Jak wiadomo Gmail skanuje załącznik w poszukiwaniu wirusów (podczas korzystania z natywnego interfejsu internetowego). Zastanawiałem się, czy Gmail robi to samo, gdy korzysta z niego klient poczty e-mail, taki jak Thunderbird?
Jeśli nie, czy można go włączyć? czy muszę wymusić lokalną ochronę antywirusową, taką jak Avast?
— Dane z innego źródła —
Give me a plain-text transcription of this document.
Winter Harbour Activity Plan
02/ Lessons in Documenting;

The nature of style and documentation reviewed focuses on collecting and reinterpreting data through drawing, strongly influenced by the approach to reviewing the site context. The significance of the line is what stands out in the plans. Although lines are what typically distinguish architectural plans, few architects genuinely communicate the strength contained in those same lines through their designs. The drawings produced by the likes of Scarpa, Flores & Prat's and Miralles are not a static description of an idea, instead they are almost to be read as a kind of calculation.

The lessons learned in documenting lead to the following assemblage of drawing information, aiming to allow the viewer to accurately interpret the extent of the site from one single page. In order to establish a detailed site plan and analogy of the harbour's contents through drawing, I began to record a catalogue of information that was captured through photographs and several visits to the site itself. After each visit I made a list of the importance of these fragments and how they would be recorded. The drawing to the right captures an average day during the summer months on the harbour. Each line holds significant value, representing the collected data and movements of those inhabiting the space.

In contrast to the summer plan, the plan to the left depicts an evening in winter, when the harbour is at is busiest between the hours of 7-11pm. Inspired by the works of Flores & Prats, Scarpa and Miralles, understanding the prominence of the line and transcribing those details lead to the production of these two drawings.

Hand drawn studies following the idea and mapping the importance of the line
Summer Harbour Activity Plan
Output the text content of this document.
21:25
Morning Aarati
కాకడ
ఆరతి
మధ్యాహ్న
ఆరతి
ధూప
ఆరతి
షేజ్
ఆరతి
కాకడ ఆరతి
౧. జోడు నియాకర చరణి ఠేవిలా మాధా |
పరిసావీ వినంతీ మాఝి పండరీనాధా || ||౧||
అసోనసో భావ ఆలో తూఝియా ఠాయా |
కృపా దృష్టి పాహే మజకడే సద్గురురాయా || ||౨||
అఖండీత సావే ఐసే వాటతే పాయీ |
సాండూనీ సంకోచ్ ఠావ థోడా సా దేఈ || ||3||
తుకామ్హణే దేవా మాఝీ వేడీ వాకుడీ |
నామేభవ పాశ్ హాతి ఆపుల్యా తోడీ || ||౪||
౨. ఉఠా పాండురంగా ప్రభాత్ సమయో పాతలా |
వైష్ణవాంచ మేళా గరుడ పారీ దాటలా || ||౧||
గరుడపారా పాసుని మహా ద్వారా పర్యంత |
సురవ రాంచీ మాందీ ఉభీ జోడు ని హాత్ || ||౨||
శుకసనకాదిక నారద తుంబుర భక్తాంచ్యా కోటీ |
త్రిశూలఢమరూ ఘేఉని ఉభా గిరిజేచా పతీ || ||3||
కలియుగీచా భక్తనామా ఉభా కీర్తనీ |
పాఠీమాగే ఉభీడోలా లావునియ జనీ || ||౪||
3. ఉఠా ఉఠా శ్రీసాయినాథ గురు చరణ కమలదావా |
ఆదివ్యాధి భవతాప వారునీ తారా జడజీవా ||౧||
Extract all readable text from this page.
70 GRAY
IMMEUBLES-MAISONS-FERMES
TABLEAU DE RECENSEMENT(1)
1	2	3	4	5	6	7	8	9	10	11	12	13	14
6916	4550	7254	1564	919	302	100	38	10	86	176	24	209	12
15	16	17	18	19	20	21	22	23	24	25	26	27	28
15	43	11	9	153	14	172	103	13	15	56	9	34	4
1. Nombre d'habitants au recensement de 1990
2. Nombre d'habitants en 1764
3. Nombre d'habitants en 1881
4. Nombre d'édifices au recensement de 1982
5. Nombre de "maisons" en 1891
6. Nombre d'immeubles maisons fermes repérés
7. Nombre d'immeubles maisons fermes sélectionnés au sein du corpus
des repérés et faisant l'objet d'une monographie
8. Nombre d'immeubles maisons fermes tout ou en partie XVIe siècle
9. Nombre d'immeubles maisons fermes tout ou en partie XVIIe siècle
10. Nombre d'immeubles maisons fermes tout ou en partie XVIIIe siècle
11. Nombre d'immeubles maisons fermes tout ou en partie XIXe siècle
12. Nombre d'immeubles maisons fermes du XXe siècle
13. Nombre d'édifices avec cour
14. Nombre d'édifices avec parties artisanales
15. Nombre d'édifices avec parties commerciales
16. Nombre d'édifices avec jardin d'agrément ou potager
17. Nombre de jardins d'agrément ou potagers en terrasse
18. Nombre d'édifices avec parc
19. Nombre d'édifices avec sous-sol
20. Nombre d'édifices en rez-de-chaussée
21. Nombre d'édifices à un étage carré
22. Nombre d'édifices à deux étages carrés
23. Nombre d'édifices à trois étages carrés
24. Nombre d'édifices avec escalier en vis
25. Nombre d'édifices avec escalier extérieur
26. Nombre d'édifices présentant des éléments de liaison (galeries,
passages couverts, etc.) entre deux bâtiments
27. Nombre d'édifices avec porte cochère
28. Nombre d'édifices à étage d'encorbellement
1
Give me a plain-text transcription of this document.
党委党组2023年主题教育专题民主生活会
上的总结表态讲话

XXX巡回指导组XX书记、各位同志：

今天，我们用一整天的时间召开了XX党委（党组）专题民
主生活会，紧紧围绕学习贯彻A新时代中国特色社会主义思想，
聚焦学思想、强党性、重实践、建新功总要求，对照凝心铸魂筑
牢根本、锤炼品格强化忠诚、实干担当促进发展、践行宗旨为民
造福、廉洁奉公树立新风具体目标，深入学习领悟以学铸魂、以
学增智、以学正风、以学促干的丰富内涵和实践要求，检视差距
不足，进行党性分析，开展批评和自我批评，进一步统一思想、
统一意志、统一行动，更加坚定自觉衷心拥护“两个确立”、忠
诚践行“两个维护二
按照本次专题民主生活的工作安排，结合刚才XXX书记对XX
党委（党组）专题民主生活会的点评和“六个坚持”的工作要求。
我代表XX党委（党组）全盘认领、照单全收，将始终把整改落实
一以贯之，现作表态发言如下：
Prawie godzinę googlowałem w Google, ale nie mogłem znaleźć żadnej odpowiedzi, więc pomyślałem, że ktoś tu może mi pomóc. Jestem pełnoetatowym użytkownikiem systemu Linux / Mac i mam tutaj do czynienia z maszyną z systemem Windows, minęło sporo czasu i jestem trochę nieaktualny :)
.fake
plik, nie ma ryzyka, że użytkownik wykona go przypadkowo. Nie ma również możliwości osadzenia działającego wirusa w pliku JPEG lub innym typie obrazu. W sposobie, w jaki Windows obsługiwał obrazy WMF, występował exploit umożliwiający zdalne wykonanie kodu, ale już dawno został załatany. Jedynymi osobami, które naprawdę muszą dziś martwić się złośliwymi plikami obrazów, są webmasterzy, ponieważ serwery WWW można oszukać w celu wykonania kodu w formacie JPEG lub innym tradycyjnie niewykonalnym formacie.